A legitimidade do caminho adotado depende de três condições fundamentais:
-
Que o tratado de Schelling constitua o ápice da metafísica do idealismo alemão.
-
Que nele se manifestem todas as determinações essenciais dessa metafísica.
-
Que, a partir dele, seja possível expor com plena determinação o núcleo essencial de toda a metafísica ocidental.
Mesmo assim, o procedimento conserva um caráter violento, sobretudo no início, pois contraria a opinião comum de que somente a “completude historiográfica” garante o conhecimento autêntico da história.
Tal opinião, contudo, pode ser apenas uma suposição infundada, mal fundamentada ou mesmo impossível de fundamentar quanto à essência própria da história.
Para converter essa suposição em certeza e justificar o método, seria necessário demonstrar de que modo a historicidade da história do pensamento possui uma essência singular.
Essa historicidade, embora possa assemelhar-se a uma reflexão historiográfica, tem em verdade um caráter próprio, distinto tanto da mera descrição histórica quanto da reflexão sistemática a ela usualmente contraposta.

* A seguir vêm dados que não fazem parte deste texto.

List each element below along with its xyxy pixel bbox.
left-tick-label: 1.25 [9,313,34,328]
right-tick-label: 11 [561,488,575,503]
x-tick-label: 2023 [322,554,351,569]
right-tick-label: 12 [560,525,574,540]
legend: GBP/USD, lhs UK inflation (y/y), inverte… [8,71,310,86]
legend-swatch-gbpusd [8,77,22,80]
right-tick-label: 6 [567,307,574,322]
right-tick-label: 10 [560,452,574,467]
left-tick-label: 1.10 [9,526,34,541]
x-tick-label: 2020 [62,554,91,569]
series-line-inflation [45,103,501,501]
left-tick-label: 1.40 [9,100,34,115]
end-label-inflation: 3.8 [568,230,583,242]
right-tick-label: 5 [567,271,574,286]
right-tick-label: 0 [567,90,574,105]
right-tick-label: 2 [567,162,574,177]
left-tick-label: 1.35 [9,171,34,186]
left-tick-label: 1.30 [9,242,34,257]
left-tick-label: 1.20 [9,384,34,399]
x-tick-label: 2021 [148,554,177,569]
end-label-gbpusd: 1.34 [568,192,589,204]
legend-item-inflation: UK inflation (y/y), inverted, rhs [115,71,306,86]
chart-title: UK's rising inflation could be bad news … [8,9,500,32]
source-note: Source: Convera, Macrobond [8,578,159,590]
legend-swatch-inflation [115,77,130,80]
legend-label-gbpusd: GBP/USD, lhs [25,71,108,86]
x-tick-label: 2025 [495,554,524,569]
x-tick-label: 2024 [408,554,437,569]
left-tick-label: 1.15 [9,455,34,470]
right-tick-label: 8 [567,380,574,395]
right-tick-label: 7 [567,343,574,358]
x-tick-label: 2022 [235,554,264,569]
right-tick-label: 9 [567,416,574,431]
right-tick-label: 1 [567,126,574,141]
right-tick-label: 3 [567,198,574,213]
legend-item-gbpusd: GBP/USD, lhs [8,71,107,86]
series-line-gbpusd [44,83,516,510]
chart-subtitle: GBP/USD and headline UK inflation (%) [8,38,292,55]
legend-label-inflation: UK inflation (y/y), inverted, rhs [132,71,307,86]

Desde o início, o empreendimento permanece envolto em diversas incertezas e tende a dispersar-se em tentativas de resolver preliminarmente todas as dúvidas, o que retardaria indefinidamente o trabalho interpretativo propriamente dito.
Para evitar esse risco, a via mais adequada é começar diretamente pela elucidação do tratado de Schelling, ainda que de modo cego, confiando que dessa interpretação inicial emergirá algum esclarecimento essencial.